In these cases, when a plan or issuer fails to comply with the disclosure requirements in 26 CFR 54.9816-6T(d)(1) or (2), 26 CFR 54.9816-6(d)(1), 29 CFR 2590.716-6(d)(1) or (2), and 45 CFR 149.140(d)(1) or (2), providers, facilities, or providers of air ambulance services retain the right to initiate the open negotiation period within 30 business days of receiving the initial payment or notice of denial of payment. In initiating the open negotiation period, the provider, facility, or provider of air ambulance services, must provide the standard open negotiation notice to the plan or issuer, as required in 26 CFR 54.9816-8T(b), 29 CFR 2590.716-8(b), and 45 CFR 149.140(b). After the 30-business-day open negotiation period has lapsed, the provider, facility, or provider of air ambulance services may initiate the Federal IDR process in accordance with the normal timelines.

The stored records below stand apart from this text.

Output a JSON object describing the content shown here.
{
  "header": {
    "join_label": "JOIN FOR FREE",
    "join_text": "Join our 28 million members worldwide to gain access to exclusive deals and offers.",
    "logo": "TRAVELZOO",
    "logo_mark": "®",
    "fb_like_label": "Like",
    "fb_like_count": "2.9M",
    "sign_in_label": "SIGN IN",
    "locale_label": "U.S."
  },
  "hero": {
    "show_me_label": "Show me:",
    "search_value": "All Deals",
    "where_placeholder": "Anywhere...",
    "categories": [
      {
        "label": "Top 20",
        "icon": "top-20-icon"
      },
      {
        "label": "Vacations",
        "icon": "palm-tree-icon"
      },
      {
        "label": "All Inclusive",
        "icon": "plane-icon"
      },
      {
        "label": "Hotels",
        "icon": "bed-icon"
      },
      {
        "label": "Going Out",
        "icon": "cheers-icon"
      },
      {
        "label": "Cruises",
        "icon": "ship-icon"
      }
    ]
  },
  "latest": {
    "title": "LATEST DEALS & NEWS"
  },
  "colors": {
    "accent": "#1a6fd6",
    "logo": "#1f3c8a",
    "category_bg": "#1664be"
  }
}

Alternatively, in cases in which a plan or issuer fails to comply with the disclosure requirements in 26 CFR 54.9816-6T(d)(1) or (2), 26 CFR 54.9816-6(d)(1), 29 CFR 2590.716-6(d)(1) or (2), and 45 CFR 149.140(d)(1) or (2), providers, facilities, or providers of air ambulance services may request an extension to initiate the Federal IDR process, and provide applicable attestations, by emailing a request for extension due to extenuating circumstances to FederalIDRQuestions@cms.hhs.gov, including the time period(s) for which they are seeking an extension.
Failure by either party to supply information that is required to be submitted to the certified IDR entity (for example, failure to provide the QPA) may lead to a finding by the certified IDR entity that does not take into consideration the absent information, or may lead to the certified IDR entity drawing an inference about the absent information that is adverse to that party. Providers, facilities, and providers of air ambulance services with concerns about a plan’s or issuer’s compliance with the requirements of 26 CFR 54.9816-6T(d)(1), 26 CFR 54.9816- 6(d)(1), 29 CFR 2590.716-6(d)(1), and 45 CFR 149.140(d)(1), including concerns that a plan or issuer is not acting in good faith with respect to this requirement, may contact the No Surprises Help Desk at 1-800-985-3059 or submit a complaint at https://www.cms.gov/nosurprises/policies-and-resources/providers-submit-a-billing-complaint. The Departments will generally enforce the applicable provisions of the No Surprises Act, in conjunction with states where applicable. (Footnotes omitted).
- CCIIO released an updated document, Independent Dispute Resolution (IDR) Notice of Initiation Web Form, which can be accessed here, with the following highlighted changes:
- Requiring all initiating parties to submit the health plan type associated with the dispute. The plan should have provided this information when they submitted the initial payment or notice of denial of payment or during open negotiation. If the plan fails to provide this information to the provider, the provider may choose the No Plan/Issuer Response option.
- Requiring an initiating party that is a provider, facility, or a provider of air ambulance services to provide a Tax I.D. number or National Provider Identifier (NPI) number.
- Adding the ability for initiating parties to include mailing address and other contact information for additional points of contact.
EDPMA continues its close work with ACEP on implementation and advocacy related to the No Surprises Act and will continue to provide additional updates and information.